Principle Two: Prefer the neuter, the indefinite, and the impersonal.

Thus St. Paul, in prison awaiting execution, writes to his beloved disciple, the bishop Timothy. As Esolen explains,
He is writing to his beloved disciple, the bishop Timothy. He regards the many years of his life spent preaching the word of God; he thinks of the shipwrecks, the stonings, the narrow escapes, the joys and the sorrows. And he utters those bold words that ring in the heart of every true Christian. Here they are in the Revised Standard Version, an exact translation of the Greek into contemporary English (and quite close to the King James): I have fought the good fight, I have finished the race, I have kept the faith.

And in Nabbish this becomes, I have competed well. As Esolen comments, “Try to remember that as you await your own last hours. Just try.”)

Principle Three: Prefer the office memorandum to the poem.
Here Esolen compares two versions part of the prologue to the Gospel of St. John, which he calls “one of the most powerful and astonishing poems in all of Scripture.” Here is the King James Version:

There was a man sent from God, whose name was John.

The same came for a witness, to bear witness of the Light, that all men through him might believe.

He was not that Light, but was sent to bear witness of that light.

That was the true Light, which lighteth every man that cometh into the world.

He was in the world, and the world was made by him, and the world knew him not.

He came unto his own, and his own received him not.

But as many as received him, to them gave he power to become the sons of God, even to them that believe on his name: which were born, not of blood, nor of the will of the flesh, nor of the will of man, but of God.

And the Word was made flesh, and dwelt among us, (and we beheld his glory, the glory as of the only begotten of the Father), full of grace and truth.


The simple, direct and awe-inspiring language of John, faithfully rendered from the Greek to the KJV, is muffled and stripped of its awe in the sadly familiar way of Nabbish:

A man named John was sent from God.
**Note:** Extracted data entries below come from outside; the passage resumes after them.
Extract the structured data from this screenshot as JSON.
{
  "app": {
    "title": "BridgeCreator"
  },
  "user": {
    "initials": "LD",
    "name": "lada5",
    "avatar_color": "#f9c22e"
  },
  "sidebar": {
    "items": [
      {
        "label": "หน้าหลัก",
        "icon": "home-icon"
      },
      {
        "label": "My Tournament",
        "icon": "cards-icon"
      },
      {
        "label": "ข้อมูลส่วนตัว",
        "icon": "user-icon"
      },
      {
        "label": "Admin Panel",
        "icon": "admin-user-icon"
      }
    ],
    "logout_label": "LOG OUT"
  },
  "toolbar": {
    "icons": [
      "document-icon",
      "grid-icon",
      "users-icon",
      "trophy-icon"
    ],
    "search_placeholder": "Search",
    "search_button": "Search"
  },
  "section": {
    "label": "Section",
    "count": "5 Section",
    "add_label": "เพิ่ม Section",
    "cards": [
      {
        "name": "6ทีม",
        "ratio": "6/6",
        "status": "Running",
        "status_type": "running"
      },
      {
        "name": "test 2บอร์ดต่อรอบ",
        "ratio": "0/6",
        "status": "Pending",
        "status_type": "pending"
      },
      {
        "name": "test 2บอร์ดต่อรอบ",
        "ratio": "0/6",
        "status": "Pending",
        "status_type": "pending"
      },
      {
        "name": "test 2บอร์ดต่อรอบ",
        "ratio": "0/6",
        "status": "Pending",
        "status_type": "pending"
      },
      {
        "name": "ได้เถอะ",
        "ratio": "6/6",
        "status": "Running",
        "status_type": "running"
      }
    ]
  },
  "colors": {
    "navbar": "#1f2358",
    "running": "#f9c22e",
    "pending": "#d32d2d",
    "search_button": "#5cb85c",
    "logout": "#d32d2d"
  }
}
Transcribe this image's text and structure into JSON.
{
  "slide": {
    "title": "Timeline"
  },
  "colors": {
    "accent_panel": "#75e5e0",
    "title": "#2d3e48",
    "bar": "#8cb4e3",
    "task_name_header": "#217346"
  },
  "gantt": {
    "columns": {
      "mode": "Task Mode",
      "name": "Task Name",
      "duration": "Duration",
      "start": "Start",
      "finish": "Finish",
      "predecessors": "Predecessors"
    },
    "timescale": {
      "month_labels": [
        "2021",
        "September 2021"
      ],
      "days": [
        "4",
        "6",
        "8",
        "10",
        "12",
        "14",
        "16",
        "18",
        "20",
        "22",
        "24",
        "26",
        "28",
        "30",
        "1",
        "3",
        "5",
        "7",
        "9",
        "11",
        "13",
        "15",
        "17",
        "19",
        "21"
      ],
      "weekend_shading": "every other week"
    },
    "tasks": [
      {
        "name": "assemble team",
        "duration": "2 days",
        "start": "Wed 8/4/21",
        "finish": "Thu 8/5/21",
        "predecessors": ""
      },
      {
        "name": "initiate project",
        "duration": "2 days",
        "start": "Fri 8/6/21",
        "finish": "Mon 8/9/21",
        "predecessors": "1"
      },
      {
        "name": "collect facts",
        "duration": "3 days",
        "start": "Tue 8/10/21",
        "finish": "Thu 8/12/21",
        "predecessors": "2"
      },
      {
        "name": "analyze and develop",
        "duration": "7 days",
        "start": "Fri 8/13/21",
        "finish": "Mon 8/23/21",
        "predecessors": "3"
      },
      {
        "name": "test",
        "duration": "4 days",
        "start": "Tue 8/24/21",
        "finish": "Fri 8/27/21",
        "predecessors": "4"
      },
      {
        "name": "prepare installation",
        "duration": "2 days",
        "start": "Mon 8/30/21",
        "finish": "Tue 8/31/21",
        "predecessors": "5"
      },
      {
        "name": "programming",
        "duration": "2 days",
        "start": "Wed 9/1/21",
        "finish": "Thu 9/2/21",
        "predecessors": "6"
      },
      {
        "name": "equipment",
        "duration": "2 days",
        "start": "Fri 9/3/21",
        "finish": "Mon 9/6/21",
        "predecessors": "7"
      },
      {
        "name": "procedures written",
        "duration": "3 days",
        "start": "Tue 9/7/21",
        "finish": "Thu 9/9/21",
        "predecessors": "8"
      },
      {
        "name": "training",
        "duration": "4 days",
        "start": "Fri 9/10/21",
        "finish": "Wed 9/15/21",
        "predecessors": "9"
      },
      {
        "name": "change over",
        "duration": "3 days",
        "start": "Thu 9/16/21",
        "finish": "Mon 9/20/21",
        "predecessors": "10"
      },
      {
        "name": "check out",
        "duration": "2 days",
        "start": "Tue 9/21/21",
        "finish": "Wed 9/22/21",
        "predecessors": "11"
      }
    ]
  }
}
He came for testimony, to testify to the light, so that all might believe through him. He was not the light, but came to testify to the light. The true light, which enlightens everyone, was coming into the world.

He was in the world, and the world came to be through him, but the world did not know him.

He came to what was his own, but his own people did not accept him.
But to those who did accept him he gave power to become children of God, to those who believe in his name, who were born not by natural generation nor by human choice nor by a man’s decision but of God.

And the Word became flesh and made his dwelling among us,
and we saw his glory,
the glory as of the Father’s only Son, full of grace and truth.


“Ah,” says Esolen, “the boxcar-bumping of Nabbish! Natural generation, human choice, a man’s decision—thudding softly as their train rumbles across the dusty plains of oblivion.”

Esolen describes and illustrates the core principles of Nabbish. He also explains how a reader may learn Nabbish on his own:
[H]e should simply take all the lessons in an old and reliable book of English style, say the classic Elements of Style by Strunk and White, and invert them. Or he may ask himself, “What are the things that make poetry lovely or memorable?” and eliminate them.